Gizem de arkamdan geldi ve koluma girdi. Havuza vardığımızda Sarp bir şezlongta yatıyordu ve iki şezlongta bize ayırmıştı. Yanına yürüdük ve üstümüzü çıkartıp havlularımızı serip şezlonglarımıza yattık güneş gözlüklerimi takarken tam havuzun karşısındaki şezlonka uzanırken gördüm onu. Yine gözleri beni bulunca rahatsızca kıpırdandım. "Yardım lazım mı? Sana diyorum Buket!" Ismimi duymamla Sarp'a döndüm ve ağzımdan "Ne?" Çıkınca gülümsedi ve güneş kremini gösterdi.
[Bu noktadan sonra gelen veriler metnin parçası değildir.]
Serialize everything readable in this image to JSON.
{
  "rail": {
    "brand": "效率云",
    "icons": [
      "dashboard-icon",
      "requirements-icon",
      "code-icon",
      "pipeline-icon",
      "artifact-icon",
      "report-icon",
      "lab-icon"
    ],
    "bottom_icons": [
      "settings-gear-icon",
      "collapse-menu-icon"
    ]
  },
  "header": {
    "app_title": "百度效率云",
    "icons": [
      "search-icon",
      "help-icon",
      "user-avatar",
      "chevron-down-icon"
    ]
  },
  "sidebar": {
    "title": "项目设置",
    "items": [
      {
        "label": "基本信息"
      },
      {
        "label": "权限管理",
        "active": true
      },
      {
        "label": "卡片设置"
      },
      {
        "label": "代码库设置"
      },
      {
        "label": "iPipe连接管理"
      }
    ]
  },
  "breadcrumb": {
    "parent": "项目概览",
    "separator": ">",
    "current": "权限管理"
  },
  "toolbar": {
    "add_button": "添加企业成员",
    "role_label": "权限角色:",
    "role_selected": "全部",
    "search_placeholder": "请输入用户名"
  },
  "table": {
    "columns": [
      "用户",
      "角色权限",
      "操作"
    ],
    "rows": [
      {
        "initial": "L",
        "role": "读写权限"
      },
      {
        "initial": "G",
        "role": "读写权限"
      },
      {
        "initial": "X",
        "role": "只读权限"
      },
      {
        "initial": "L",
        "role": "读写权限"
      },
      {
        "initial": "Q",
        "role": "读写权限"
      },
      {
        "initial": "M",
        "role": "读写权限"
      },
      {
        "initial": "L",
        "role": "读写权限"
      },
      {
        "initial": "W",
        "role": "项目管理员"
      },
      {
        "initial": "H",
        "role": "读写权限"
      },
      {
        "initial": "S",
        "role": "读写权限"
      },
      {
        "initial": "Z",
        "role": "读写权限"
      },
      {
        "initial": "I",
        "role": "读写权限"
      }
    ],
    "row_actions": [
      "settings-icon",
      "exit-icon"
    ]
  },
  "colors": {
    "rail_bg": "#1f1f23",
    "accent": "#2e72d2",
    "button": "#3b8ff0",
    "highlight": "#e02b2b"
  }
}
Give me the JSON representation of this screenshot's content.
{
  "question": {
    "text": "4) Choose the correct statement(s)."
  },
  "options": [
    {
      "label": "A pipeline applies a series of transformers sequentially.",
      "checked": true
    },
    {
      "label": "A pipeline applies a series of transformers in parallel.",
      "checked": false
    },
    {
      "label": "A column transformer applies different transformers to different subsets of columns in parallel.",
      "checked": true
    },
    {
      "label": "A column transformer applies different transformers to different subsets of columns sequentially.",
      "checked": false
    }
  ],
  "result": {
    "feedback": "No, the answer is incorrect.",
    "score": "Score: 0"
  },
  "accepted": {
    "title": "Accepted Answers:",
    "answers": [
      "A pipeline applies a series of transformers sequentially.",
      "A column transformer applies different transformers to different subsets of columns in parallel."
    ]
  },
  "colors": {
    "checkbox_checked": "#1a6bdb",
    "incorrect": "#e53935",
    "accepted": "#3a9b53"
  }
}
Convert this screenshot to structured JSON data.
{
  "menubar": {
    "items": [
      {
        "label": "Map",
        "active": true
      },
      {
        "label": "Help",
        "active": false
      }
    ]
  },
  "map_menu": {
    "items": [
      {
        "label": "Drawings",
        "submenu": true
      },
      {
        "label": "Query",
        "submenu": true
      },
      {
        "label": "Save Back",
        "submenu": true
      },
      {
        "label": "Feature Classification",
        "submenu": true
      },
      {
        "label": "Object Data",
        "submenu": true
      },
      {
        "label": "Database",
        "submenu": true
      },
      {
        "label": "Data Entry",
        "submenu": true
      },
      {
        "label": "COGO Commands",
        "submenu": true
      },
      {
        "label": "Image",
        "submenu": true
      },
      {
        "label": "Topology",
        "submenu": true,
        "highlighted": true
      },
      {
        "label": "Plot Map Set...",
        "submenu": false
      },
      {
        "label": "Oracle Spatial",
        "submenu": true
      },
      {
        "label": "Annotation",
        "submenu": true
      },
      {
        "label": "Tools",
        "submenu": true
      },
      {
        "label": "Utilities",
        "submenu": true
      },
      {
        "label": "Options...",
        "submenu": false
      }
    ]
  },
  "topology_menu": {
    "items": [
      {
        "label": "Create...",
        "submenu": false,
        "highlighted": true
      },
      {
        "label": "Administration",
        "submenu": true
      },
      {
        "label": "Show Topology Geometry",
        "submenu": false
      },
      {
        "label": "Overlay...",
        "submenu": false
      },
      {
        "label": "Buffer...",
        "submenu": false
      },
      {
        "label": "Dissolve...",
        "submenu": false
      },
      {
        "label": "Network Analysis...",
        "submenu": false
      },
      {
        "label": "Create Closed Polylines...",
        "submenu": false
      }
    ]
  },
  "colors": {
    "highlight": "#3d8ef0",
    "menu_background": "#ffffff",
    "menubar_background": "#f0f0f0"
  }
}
Çoktan Gizem sürmüştü bile. Sırt üstü uzandım ve Sarp güneş kremini sırtıma ve omuzlarıma iyice yedirdi. Tekrar sırt üstü yattığımda dikkatlice beni izlediğini farkettim. Sarp kremi sürmeyi bitirip yanağımdan makas alana kadar gözlerimi gozlerinden çekmedim Sarp yerine geçerken sen hayırdır gibisinden göz kırpıp ağzımı oynattım. Gözlüklerini takıp uzandı ve göz temasımız sona ermiş oldu. Bu çocukta nedenini bilmediğim bir tuhaflık vardı. Ne ismi nede başka birşeyini biliyordum. Pek de umrumda değildi açıkçası. Sadece gözlerinde anlayamadığım bir fırtına ve o güzel mavileri vardı...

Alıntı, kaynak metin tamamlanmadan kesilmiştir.